そんな「音楽×アニメーション」の筆頭である渡辺信一郎監督の中でもおすすめしたいのが『サムライチャンプルー』

 ストーリーはwikipedeaを参照してほしい。今回書きたいのはこの作品のセンスと世界観である。

まずは何といっても「音楽センス」
 OPとEDは海外で最も人気のあった日本人DJ、ヒップホップのトラックメイカーであるnujabesが務めている。シンガーはnujabesの代表作「luv (sic)」シリーズでおなじみのshing02と、R&Bやレゲエジャンルで有名なMINMIが務めている。劇中歌もnujabesや海外で有名なトラックメーカーが提供している。わびさびを思い浮かべるメロウなHIPHOPが見事に作品にかみ合っているのだ。

『サムライチャンプルー』の音楽センスと演出は海外でかなり高い評価を受けており、ここ数年、人気ジャンルである「Lo-Fi HIPHOP」はこの作品の影響を受けている。youtubeでのアニメーションとビートをミックスさせた演出のルーツはこの作品だといわれている。
 そしてOPの演出を務めたのが『時をかける少女』や『サマーウォーズ』でおなじみの細田守監督なのである。
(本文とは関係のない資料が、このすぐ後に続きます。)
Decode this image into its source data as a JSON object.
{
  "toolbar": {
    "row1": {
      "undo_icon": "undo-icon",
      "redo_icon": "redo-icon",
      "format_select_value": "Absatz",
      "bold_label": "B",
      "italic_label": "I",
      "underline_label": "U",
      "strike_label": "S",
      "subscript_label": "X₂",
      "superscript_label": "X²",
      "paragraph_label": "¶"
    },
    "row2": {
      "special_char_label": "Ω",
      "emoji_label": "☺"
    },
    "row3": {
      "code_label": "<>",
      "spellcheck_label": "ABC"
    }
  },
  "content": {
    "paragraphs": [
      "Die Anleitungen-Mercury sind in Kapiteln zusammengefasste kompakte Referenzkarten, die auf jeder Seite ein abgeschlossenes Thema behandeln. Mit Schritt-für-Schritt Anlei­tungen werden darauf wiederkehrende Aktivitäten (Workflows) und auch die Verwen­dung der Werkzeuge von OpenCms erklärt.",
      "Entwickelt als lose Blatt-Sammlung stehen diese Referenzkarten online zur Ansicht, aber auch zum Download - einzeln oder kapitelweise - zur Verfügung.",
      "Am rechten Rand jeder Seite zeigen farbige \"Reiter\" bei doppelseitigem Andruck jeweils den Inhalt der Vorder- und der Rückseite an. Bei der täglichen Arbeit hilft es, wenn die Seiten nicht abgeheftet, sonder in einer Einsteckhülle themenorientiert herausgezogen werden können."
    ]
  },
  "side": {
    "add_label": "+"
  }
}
そして時代背景が江戸をベースにしている中で、所々に現れる現代カルチャー要素の面白さである。

 登場人物は現代風な顔立ちやスタイルでありながら和のテイストを守っている。そして各話に登場する個性豊かなキャラクターである。江戸時代なのに大食い選手権が行われたり、ラップを披露する武士が登場する。だが『銀魂』のようなぶち壊れた世界感ではないのだ。まるで江戸時代でもそのようなカルチャーがあったように錯覚させるような見せ方が素晴らしい。
  演出にも独特なセンスが現れていて、クラッチのような動画のトランジションや、刀で戦いあうシーンの作画は本当に2004年に制作されたのかと思うくらいなめらかである。

是非ともOP「battlecry」とED「四季の歌」だけでも観てください。かっこいい‥

『サムライチャンプルー』のレビューでした。